Un exemple similaire de « pluralisation du sens » (Dällenbach 76, 285) par le biais d’une auto-citation peut être décelé dans l’emploi d’un couple de mots espagnols, « compañero » et « pelado », qui entretiennent des rapports d’opposition et de complémentarité à travers tout le roman. Ces deux mots apparaissent au chapitre VIII, alors que Geoffrey, Yvonne et Hugh ont quitté Quauhnahuac en bus pour se rendre à une course de taureaux à Tomalín.

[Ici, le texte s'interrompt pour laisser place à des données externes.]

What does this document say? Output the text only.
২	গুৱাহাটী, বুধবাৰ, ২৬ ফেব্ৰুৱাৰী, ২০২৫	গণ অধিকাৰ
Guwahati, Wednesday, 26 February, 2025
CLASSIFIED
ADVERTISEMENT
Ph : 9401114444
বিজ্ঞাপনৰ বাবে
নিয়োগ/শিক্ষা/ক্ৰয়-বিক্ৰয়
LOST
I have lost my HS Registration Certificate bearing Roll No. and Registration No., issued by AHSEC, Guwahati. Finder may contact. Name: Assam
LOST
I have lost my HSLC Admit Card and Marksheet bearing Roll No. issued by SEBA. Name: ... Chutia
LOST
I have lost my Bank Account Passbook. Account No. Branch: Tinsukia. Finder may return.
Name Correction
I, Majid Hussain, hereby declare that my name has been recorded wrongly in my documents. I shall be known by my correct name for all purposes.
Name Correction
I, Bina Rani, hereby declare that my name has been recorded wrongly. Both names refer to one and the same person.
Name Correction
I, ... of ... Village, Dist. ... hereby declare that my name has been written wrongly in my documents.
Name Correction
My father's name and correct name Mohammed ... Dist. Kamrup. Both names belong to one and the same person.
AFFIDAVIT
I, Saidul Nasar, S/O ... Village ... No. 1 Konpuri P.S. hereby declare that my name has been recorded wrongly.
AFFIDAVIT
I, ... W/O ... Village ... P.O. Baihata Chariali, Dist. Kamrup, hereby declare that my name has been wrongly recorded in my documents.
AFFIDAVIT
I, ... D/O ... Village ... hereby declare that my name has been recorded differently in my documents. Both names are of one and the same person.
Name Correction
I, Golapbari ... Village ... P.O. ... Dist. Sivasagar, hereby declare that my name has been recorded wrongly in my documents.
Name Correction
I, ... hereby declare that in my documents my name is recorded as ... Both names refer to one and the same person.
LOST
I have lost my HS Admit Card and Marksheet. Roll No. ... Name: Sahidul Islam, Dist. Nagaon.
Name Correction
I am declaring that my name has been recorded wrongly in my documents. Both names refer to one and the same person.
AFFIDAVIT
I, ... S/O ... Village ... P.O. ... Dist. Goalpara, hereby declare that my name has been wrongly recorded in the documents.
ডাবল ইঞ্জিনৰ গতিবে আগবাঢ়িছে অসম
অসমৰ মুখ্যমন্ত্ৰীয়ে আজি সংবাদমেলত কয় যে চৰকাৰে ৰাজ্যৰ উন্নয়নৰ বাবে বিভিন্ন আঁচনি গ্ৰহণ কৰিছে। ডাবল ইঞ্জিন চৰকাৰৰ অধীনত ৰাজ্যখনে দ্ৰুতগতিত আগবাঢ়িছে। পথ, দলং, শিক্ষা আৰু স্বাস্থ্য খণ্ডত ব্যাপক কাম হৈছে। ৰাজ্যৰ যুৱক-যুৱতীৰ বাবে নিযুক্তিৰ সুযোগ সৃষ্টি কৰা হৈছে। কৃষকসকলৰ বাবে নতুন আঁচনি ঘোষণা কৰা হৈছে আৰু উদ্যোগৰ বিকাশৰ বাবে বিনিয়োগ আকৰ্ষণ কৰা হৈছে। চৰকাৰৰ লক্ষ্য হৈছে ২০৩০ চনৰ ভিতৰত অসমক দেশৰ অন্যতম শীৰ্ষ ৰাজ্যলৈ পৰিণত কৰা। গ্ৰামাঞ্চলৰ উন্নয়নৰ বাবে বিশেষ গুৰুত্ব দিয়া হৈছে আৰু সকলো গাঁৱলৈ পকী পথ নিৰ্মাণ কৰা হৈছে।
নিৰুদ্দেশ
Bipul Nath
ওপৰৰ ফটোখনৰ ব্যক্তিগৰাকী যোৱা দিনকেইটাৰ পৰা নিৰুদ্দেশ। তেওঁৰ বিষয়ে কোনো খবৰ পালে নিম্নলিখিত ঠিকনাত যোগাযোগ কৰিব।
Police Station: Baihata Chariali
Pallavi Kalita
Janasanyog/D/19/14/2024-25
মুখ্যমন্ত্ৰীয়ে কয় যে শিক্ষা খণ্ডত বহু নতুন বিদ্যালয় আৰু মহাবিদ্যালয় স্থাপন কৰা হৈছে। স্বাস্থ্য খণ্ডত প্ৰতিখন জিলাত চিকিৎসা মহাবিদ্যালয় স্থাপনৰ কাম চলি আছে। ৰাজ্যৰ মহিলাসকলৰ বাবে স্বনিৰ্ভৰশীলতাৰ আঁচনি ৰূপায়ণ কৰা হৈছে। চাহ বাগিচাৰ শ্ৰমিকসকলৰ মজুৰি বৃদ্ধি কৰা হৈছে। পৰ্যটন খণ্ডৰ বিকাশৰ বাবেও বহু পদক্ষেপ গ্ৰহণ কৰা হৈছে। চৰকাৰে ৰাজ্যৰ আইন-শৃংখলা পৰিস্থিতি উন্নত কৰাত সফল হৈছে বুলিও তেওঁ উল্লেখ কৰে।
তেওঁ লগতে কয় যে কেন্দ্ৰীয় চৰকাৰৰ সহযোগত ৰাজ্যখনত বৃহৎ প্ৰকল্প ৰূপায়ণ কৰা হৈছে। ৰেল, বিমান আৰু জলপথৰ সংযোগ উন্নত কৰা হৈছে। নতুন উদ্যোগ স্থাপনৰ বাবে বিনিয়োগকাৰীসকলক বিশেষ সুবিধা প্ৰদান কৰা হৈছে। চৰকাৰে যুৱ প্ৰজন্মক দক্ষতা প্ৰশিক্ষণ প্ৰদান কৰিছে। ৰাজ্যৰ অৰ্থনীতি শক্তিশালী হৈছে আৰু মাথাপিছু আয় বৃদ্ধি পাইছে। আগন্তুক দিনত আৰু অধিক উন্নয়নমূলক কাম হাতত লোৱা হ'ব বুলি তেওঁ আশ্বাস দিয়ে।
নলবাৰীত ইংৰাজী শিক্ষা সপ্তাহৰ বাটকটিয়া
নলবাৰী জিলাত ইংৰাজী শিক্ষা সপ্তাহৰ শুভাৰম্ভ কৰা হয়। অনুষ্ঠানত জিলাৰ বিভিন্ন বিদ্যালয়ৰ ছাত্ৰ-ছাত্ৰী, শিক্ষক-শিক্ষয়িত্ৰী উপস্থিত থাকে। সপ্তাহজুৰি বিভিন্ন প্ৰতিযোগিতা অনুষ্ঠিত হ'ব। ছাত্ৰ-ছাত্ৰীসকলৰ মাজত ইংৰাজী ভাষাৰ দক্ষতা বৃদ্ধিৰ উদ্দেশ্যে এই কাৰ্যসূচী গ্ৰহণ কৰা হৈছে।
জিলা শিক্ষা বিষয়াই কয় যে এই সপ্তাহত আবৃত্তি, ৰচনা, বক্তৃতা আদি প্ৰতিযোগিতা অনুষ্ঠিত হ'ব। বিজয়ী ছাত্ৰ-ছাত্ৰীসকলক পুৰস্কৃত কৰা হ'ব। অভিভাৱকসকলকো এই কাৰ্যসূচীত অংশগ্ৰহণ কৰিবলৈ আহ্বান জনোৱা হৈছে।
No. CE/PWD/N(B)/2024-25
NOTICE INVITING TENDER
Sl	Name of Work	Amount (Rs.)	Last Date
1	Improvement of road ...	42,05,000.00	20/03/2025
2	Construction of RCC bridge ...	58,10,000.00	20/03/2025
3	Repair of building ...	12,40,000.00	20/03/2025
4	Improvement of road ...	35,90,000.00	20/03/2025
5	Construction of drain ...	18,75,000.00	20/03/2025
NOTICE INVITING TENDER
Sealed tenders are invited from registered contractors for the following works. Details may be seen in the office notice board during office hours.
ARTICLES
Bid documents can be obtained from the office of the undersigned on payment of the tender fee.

Très vite, l’attention de Hugh est attirée par l’un des passagers268. Cet étrange individu, identifié par le Consul comme le frère du propriétaire d’un repaire fasciste que leur autobus vient de dépasser, se singularise par une tenue vestimentaire insolite qui comprend, entre autres accessoires, deux chapeaux269. Mais la conversation des deux frères porte rapidement sur les origines de ce personnage composite :

‘“How do you mean Spaniard?” Hugh said.’ ‘“They came over after the Moroccan war,” the Consul said. “A pelado,” he added, smiling.’ ‘The smile referred to an argument about this word he’d had with Hugh, who’d seen it defined somewhere as a shoeless illiterate. According to the Consul, this was only one meaning: pelados were indeed “peeled ones,” the stripped, but also those who did not have to be rich to prey on the really poor. […] Hugh understood this word finally to be pretty ambiguous. A Spaniard, say, could interpret it as Indian, the Indian he despised, used, made drunk. The Indian, however, might mean Spaniard by it. Either might mean by it anyone who made a show of himself. It was perhaps one of those words that had actually been distilled out of conquest, suggesting, as it did, on the one hand thief, on the other exploiter. Interchangeable ever were the terms of abuse with which the aggressor discredits those about to be ravaged! (UTV, 234-235)’

Les dernières lignes de cet extrait suggèrent l’instabilité définitionnelle des mots et leur fluctuation sémantique selon la perspective adoptée, par exemple celle du conquistador ou bien celle du colonisé. Dans cette confusion inhérente à la langue comme outil d’échange, la propension du Consul à interpréter les mots et à leur injecter, ce faisant, un sens nouveau frappé du sceau de la réversibilité se manifeste une fois de plus. Avant d’examiner la question de ses motivations, il convient de signaler que le pelado en question illustre bien une partie de la définition du Consul puisqu’il est l’ultime agresseur d’un Indien convoyeur de fonds publics, gisant dans une mare de sang au bord de la route. Il l’a dépouillé des quelques dernières pièces que ses assassins ont vraisemblablement laissées derrière eux en guise de témoignage sordide de leur passage. Ce dépouillement est néanmoins postérieur aux velléités de sauvetage de Hugh qui est freiné par le Consul, soucieux d’épargner à son frère de dangereux démêlés avec la para-police fasciste tout juste arrivée sur les lieux. Hugh a cependant eu le temps de manifester sa compassion envers l’Indien agonisant, lequel le gratifie à son tour du terme de compañero (UTV, 247).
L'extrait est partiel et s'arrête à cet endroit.